In their enthusiastic charge to protect people from privacy invasion, privacy advocates sometimes get to focused on preventing the disclosure of information. He see bunches of client based tools, often browser plugins that warn people that they are about to submit personal information to web sites that don't have published privacy policies. Some of the more sophisticated tools will compare an end-user's preferences to a site's published policy and inform the user if the site policy is consistent with the user's preferences.

But focusing on preventing the disclosure of information isn't enough because people _want_ to disclose their information to companies, both electronically and directly.

This happens all the time. Just as two parties reach an agreement about the amount of money to be paid in exchange for a product or service, there is also an implicit negotiation about the personal information that will be exchanged as part of the transaction. If I want to subscribe to your magazine, then I have to give you my mailing address. In many cases, the disclosure of sensitive information is required by law and I have no choice in the matter. If I am going to buy sticks through your brokerage service, I will need to give you my SSN so you can report gains to the IRS.
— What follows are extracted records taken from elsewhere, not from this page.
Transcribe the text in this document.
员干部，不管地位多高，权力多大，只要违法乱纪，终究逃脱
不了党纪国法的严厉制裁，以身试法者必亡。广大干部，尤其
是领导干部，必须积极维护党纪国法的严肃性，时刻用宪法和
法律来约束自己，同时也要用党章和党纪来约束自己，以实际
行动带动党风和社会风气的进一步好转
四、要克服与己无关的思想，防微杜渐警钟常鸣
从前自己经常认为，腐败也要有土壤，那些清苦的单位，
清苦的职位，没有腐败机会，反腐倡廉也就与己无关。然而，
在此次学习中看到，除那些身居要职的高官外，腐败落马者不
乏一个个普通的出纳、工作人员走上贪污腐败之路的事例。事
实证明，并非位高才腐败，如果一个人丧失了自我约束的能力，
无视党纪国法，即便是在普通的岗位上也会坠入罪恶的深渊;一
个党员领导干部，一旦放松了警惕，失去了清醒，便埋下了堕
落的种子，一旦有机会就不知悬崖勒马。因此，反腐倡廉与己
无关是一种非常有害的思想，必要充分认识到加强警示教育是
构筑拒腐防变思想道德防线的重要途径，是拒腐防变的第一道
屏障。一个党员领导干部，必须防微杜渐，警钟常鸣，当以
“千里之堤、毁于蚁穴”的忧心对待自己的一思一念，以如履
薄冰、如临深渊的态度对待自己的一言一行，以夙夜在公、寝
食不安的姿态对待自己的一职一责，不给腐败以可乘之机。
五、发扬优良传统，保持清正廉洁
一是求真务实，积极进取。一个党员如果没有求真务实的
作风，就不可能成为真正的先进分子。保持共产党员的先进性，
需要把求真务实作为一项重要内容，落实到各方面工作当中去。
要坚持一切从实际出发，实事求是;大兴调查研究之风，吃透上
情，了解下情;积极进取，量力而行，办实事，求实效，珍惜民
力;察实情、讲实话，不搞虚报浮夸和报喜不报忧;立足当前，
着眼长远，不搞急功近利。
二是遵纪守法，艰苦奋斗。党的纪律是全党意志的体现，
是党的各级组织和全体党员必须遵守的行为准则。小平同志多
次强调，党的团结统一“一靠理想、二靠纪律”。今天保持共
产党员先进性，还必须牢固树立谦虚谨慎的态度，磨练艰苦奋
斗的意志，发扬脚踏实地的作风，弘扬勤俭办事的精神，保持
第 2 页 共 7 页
Seth Godin's book Permission Marketing, opened my eyes to this phenomena. In the book, Godin argues, convincingly I think, that people will give you personal and sensitive information if you are totally up front about it and can clearly articulate the reason for collecting the information and the benefit that the end user gives them. Furthermore, he discusses in great detail the need to offer multiple levels of disclosure. During an initial contact with a company, a person might be willing to give you their address, but not their household income level. But later on, as the relationship between the customer and the company deepens, the customer may trust the company enough to disclose more detailed profile information in exchange for more services and benefits.

I had a recent experience that brought this home for me. I opened an investment account with Fidelity using their on-line web site. The website walked me through several steps where I entered a lot of information about myself. Most of it was the usual personal contact information plus my SSN. I accept the fact that they need my SSN for IRS reporting. But at one point they asked me for my Driver's License Number. That raised my hackles a bit. It seemed to me that a driver's license number along with my address would be almost as useful as an SSN for identity theft. So I balked at offering my driver's license number. This caused me to read the text of the page in more detail. On the page they clearly stated that they needed to collect additional information as part of requirements from the PATRIOT act to better establish identities of their customers and that was why the driver's license number was being requested.

Now, regardless of how I feel about the PATRIOT act, I felt better having known the reason Fidelity was asking for my driver's license. I would have felt better if Fidelity had stated that my driver's license number would be used for no other purpose and that they would delete my driver's license number as soon as allowed to by law. But in any case, the notice I was given put me at ease enough to continue opening the account. I decided that the value of the account was worth the risks associated with giving out my driver's license number.

What makes people worry so much about disclosing personal information is what happens to their personal information _after_ it's been disclosed. Bruce Schneier, in an essay published by the Minneapolis Star-Tribune , makes the same point:

Most of us are happy to give out personal information in exchange for specific services. What we object to is the surreptitious collection of personal information, and the secondary use of information once it's collected: the buying and selling of our information behind our back.

So the challenge for privacy advocates then is not how to prevent the disclosure of personal information, but how to establish agreements between the data subject and the data collector at the time of the disclosure about the purposes that the data may be used for and the limitations on secondary usage. I suspect that's a much more difficult challenge.